Baby Bison Euthanized After Tourists Try to “Save” It
Don’t touch the wildlife
Last week, an unidentified father and son were touring Yellowstone National Park when they found a bison calf in the middle of the road. Bison jams are common in the popular national park, but this one was unusual. The baby animal was alone and they thought it looked cold.
So the pair wrangled the calf into the back of their Toyota Sequoia and took it to the nearest ranger station at the Lamar Buffalo Ranch. Nate Eaton reports for EastIdahoNews.com that Karen Richardson, a teacher who was chaperoning a group of fifth graders at the ranch, witnessed the father and son demanding to speak with a ranger. “They were seriously worried the calf was freezing and dying.”
Eaton also reports that Rob Heusevelet, another chaperone, told the men, who appeared to be from another country, that they would get in trouble for having the calf in their car. “They didn’t care,” Heusevelet says. “They sincerely thought they were doing a service and helping that calf by trying to save it from the cold.”
When the rangers intervened, they instructed the men to lead them back to where they found the calf and release it. But after a week, the calf still wasn’t rejoining the herd. In a statement released yesterday, the Park Service announced that they had to euthanize the little bison. “In terms of human safety, this was a dangerous activity because adult animals are very protective of their young and will act aggressively to defend them. In addition, interference by people can cause mothers to reject their offspring,” according to the press release.

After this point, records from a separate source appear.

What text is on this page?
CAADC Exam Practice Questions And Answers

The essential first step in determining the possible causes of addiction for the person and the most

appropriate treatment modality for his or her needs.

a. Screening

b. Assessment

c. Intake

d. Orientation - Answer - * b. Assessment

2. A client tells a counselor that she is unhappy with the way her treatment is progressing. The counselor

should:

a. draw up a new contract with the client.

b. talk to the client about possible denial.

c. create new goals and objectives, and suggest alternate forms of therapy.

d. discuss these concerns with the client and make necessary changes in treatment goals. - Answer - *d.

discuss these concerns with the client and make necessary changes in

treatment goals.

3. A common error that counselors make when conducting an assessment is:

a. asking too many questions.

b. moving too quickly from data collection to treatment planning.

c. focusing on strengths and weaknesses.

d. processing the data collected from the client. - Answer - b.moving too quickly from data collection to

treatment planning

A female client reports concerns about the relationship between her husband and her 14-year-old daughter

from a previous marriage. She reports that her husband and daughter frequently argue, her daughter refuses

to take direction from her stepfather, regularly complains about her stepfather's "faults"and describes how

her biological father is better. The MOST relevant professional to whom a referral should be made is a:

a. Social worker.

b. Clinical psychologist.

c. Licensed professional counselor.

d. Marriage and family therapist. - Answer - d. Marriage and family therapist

Yellowstone bison calf euthanized after father & son brought it in car, thinking it was cold https://t.co/JFZIIzF7fE pic.twitter.com/vNVQy5Yd30— CNN (@CNN) May 16, 2016
Despite multiple efforts, the rangers were unsuccessful in reuniting the newborn bison calf with the herd. The abandoned calf kept approaching people and cars along the roadway, which eventually led to the rangers' decision to euthanized it.
The announcement caused an outcry on social media. Many questioned the decision and suggested that the Park Service should take the calf to a rehabilitation facility. Yet the NPS defended its decision.
“In Yellowstone, it’s not a zoo,” Charissa Reid, a Yellowstone spokeswoman tells The Washington Post. “We don’t manage for individuals; we manage for ecosystems.”
The incident with the calf is just one of many run-ins with the 4,900 bison at Yellowstone. The NPS release points to a video recently circulating of a visitor approaching within an arm’s length of an adult bison and another where visitors took selfies with the giant animals from an unsafe distance. Last year five Yellowstone visitors were seriously injured after getting too close to the newly minted National Mammal.
Reid also reported that the calf-nappers received a $110 ticket and that the National Parks’ Investigative Service may issue more charges.